Nigerian-born Njideka Akunyili Crosby is a leading contemporary artist. In early 2018 a typically large-scale painting by Crosby sold for $3 million, just a few months after she had won a MacArthur Foundation “genius” award worth $624,000. Born in 1983 in Enugu, Nigeria, she is one of the six children of J. C. Akunyili, a surgeon and university professor, and Dora Akunyili, a pharmacology professor and government administrator. Thanks to her mother winning the U.S. government’s immigration green card lottery, Njideka Akunyili at age sixteen was able to move to the United States and earn her bachelor’s degree in biology (she had intended to become a physician) and studio art with honors at Swarthmore College in 2004. With a growing desire to pursue a career in art, she attended the Pennsylvania Academy of the Fine Arts, then Yale University where she earned a master’s degree in fine arts in 2011.
Influenced by contemporary French painter Jean-Édouard Vuillard, the American Alex Katz, and the Nigerian, Christopher Ofili, Crosby perfected her idiosyncratic style that reflects her personal experiences in Nigeria and the U.S. and incorporates elements of photography (print transfer), painting, and collage frequently overlaid with a silk screen effect. Reaching back to her youth she often populates her large canvasses with relatives, friends, politicians, and pop culture figures and uses common objects, plants, toys, cookware, snack foods, family photographs, bottled drinks, to convey a sense of intimacy and both the ordinariness and nobility of everyday of life in her native and adoptive countries.

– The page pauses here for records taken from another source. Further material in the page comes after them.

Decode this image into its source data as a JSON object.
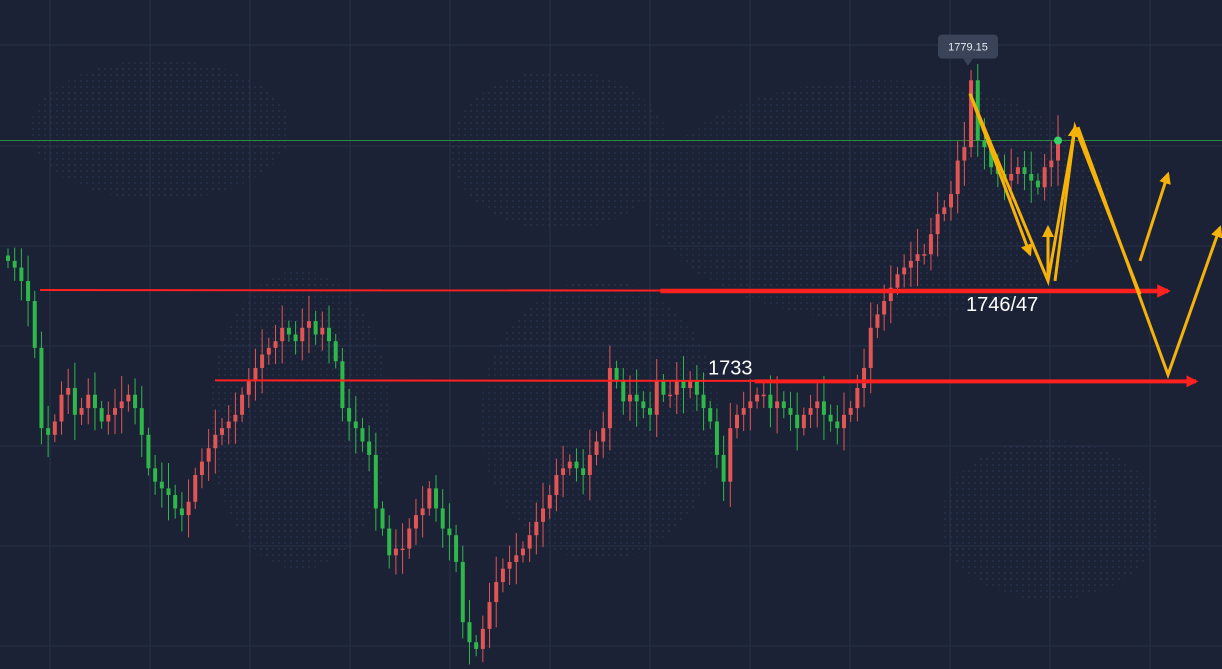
{
  "colors": {
    "background": "#1b2236",
    "grid": "#2a3248",
    "up": "#e25555",
    "down": "#2fb84a",
    "level_line": "#ff2020",
    "projection": "#f5b20a",
    "price_line": "#2c8a3e"
  },
  "chart_data": {
    "type": "candlestick",
    "title": "",
    "xlabel": "",
    "ylabel": "",
    "ylim": [
      1690,
      1790
    ],
    "grid": true,
    "current_price_line": 1769,
    "peak_tooltip": "1779.15",
    "levels": [
      {
        "label": "1746/47",
        "value": 1746.5
      },
      {
        "label": "1733",
        "value": 1733
      }
    ],
    "projection_path_a": [
      [
        970,
        1776
      ],
      [
        1048,
        1748
      ],
      [
        1075,
        1771
      ],
      [
        1140,
        1746
      ]
    ],
    "projection_path_b": [
      [
        1078,
        1771
      ],
      [
        1168,
        1734
      ],
      [
        1220,
        1756
      ]
    ],
    "projection_arrows": [
      [
        [
          1140,
          1751
        ],
        [
          1168,
          1764
        ]
      ],
      [
        [
          1048,
          1748
        ],
        [
          1048,
          1756
        ]
      ]
    ],
    "closes": [
      1751,
      1750,
      1748,
      1745,
      1738,
      1726,
      1725,
      1727,
      1731,
      1732,
      1728,
      1729,
      1731,
      1729,
      1727,
      1728,
      1729,
      1730,
      1731,
      1729,
      1725,
      1720,
      1718,
      1717,
      1716,
      1714,
      1713,
      1715,
      1719,
      1721,
      1723,
      1725,
      1726,
      1727,
      1728,
      1731,
      1733,
      1735,
      1737,
      1738,
      1739,
      1741,
      1740,
      1739,
      1741,
      1742,
      1740,
      1741,
      1739,
      1736,
      1729,
      1727,
      1726,
      1724,
      1722,
      1714,
      1711,
      1707,
      1708,
      1708,
      1711,
      1713,
      1714,
      1717,
      1714,
      1711,
      1710,
      1706,
      1697,
      1694,
      1693,
      1696,
      1700,
      1703,
      1705,
      1706,
      1707,
      1708,
      1710,
      1712,
      1714,
      1716,
      1719,
      1720,
      1721,
      1720,
      1719,
      1722,
      1724,
      1726,
      1735,
      1733,
      1730,
      1731,
      1730,
      1729,
      1728,
      1733,
      1731,
      1731,
      1733,
      1732,
      1733,
      1731,
      1729,
      1727,
      1722,
      1718,
      1726,
      1728,
      1729,
      1730,
      1731,
      1731,
      1729,
      1730,
      1729,
      1728,
      1726,
      1728,
      1729,
      1730,
      1728,
      1727,
      1726,
      1728,
      1729,
      1732,
      1735,
      1741,
      1743,
      1745,
      1747,
      1749,
      1750,
      1751,
      1752,
      1752,
      1755,
      1758,
      1759,
      1761,
      1766,
      1768,
      1778,
      1769,
      1768,
      1765,
      1764,
      1763,
      1764,
      1765,
      1764,
      1763,
      1762,
      1765,
      1766,
      1769
    ]
  }
}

A stint as artist-in-residence at the Studio Museum in Harlem, New York City eventually led to her first solo exhibition at the Hammer Museum in Los Angeles, California, in 2015. Currently maintaining her studio in an industrial area south of downtown Los Angeles, she has also had exhibitions at Art + Practice and the Los Angeles County Museum of Art. Elsewhere, Crosby’s paintings have been exhibited or added to the collections of the San Francisco Museum of Modern Art; Nasher Museum of Art at Duke University; Norton Museum of Art in West Palm Beach, Florida; the Smithsonian National Museum of African Arts, and the National Portrait Gallery in Washington, D.C. Her work has also been featured at the Zeitz Museum of Contemporary Art Africa in Cape Town, South Africa; Pérez Art Museum in Miami, Florida; Baltimore Museum of Art; Contemporary Art Center in Cincinnati, Ohio; and the Whitney Museum of American Art and the Metropolitan Museum of Art in New York City.

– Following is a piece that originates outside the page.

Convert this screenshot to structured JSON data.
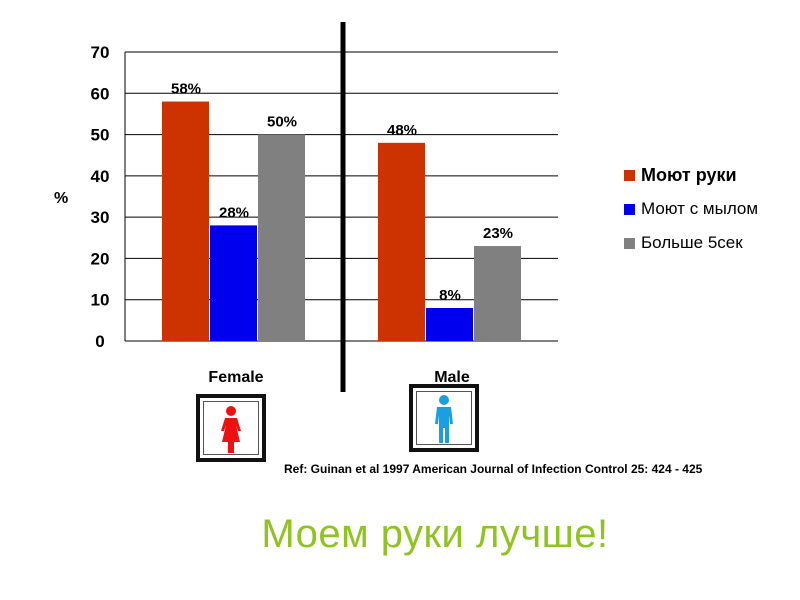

Prior to the announcement on October 11. 2017 that she had won the prestigious MacArthur Foundation grant, Crosby had received, among others, the 2014 Smithsonian American Art Museum’s James Dickey Contemporary Art Prize; the 2015 Next Generation prize at the New Museum of Contemporary Art (New York City); and the 2016 Financial Times (London) Woman of the Year award.

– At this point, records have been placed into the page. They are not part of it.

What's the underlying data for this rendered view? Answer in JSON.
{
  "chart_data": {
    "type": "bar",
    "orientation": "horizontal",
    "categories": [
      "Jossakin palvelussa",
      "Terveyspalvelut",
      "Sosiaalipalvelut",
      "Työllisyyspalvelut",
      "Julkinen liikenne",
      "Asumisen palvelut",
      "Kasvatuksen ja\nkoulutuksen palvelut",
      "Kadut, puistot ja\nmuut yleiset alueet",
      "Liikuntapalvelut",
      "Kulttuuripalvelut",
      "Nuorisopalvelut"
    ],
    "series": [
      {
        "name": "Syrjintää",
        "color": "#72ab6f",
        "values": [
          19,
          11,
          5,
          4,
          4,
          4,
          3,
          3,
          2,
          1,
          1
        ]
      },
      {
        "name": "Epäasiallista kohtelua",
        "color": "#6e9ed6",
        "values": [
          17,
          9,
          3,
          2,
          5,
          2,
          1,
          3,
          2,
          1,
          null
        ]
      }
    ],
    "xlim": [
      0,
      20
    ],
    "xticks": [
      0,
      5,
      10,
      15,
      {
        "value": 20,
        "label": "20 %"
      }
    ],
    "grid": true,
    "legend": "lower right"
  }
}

The buying frenzy of art collectors following the MacArthur grant announcement exponentially increased the value of her works, culminating in the $3 million price for a 2013 painting of her sister titled “The Beautyful One” sold in London by Christie’s Auction House. Married to Texas-born artist Justin Crosby, whom she met at Swarthmore College, they have one child.